I do think we need to stop chasing our tails on this one and just let it lie. The phrase craft beer means different things to different people, which is completely unworkable and the main reason why using it is a load of cobblers. Even though we all think we know what it means, as there is no hard and fast definition, like there in the US, it is therefore in our reality, meaningless. I still think we should be using phrases like new wave and progressive to describe brewers, although I quite like Adrian Tierney-Jones’ comment on Tandleman’s post about using the term artisanal (even though the usage of that word can end up being a bit wanky).

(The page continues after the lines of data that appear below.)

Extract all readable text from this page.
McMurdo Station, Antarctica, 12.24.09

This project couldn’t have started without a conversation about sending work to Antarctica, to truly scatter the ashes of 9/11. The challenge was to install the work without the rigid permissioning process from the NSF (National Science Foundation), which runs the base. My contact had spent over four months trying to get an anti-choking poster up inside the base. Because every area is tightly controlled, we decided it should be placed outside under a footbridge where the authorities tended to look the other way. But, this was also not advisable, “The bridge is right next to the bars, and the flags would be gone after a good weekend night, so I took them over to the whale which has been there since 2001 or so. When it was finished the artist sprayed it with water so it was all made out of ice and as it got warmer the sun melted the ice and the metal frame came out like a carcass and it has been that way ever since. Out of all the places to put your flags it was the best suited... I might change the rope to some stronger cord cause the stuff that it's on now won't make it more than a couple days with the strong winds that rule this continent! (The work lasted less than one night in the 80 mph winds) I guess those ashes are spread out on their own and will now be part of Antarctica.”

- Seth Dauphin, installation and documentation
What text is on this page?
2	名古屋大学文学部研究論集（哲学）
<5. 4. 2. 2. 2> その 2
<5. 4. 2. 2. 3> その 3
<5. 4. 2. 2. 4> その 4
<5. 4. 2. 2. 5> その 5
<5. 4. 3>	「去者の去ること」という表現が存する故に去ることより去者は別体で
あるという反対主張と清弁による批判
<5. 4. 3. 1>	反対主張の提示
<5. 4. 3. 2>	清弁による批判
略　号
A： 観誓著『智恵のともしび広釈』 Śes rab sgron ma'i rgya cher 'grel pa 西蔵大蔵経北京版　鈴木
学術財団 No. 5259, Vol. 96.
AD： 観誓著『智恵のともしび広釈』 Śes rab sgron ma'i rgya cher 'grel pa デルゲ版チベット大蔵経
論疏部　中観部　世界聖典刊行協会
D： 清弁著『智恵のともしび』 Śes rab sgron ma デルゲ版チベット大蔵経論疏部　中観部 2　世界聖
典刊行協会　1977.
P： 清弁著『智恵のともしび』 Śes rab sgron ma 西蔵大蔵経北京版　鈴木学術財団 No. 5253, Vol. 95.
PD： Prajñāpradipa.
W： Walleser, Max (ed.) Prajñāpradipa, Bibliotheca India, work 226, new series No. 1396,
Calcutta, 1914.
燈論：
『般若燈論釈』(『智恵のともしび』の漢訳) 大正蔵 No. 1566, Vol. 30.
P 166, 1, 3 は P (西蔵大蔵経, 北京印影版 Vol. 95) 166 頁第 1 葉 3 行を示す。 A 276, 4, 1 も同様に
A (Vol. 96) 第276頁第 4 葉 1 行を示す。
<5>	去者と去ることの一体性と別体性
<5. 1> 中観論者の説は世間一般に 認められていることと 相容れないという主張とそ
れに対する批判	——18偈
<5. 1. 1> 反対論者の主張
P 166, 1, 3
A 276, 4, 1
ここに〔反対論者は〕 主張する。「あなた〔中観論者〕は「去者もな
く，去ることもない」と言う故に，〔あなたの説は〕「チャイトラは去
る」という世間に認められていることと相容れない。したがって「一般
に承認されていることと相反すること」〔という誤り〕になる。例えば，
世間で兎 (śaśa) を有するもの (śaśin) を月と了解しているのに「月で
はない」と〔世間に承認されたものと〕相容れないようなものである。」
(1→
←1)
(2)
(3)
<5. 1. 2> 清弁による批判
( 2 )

The main reason I was going to post though, was about a comparison between craft beer and heavy metal. The idea had been running around inside my head for a while, but it took Simon Johnson’s New Wave Of British Keggy Metal blog to give me the necessary kick to write it down. I’m not going to give a definition as that’s not what this is about, it’s more an observation. Essentially it boils down to this, I think that what is happening with beer in the UK, is just like what happened with rock and the New Wave Of British Heavy Metal.
Just as bands like Iron Maiden, Saxon, Diamond Head, Judas Priest et al replaced Deep Purple, Led Zeppelin, Black Sabbath and the like, on the record players, tape decks and walkmen of the youth of the day. So brewers like Thornbridge, Dark Star, Magic Rock, Summer Wine, Marble and so forth are replacing the likes of Greene King, Wadworth, Shepherd Neame, etc, etc, etc in the glasses of the next generation of drinkers. Now I don’t know if it’s a similar thing as happened with Porter, it falling out of favour as it was seen as an old mans drink, but the whole thing does have that kind of aura about it.
Nothing happens in isolation though, the NWOBHM was built on the foundation of those that went before; we wouldn’t have the likes of Iron Maiden without Black Sabbath and their peers. They listened to those bands and used them, amongst others, as inspiration to forge their own paths and sounds. The vast majority of todays new wave and progressive brewers will have grown up drinking beer from this country’s old school regional and family brewers, but are taking their inspiration, not only from them, but from what’s happening in the rest of world, especially the US.
I suppose that if you’re main inspiration is the US Craft Beer movement, then you’re going to want to identify with that by trying to label yourself accordingly. However, the beery environment in the UK is not the same as that in the US and never has been, hence why I don’t think the phrase is transferable. At the end of the day, it’s all wet, brown* and alcoholic and I think there are plenty of other things we should be worrying about, rather than getting our knickers in a twist over the definition of two words. To be perfectly honest, I think the Magic Rock tagline sums up craft beer in the UK best; Same But Different.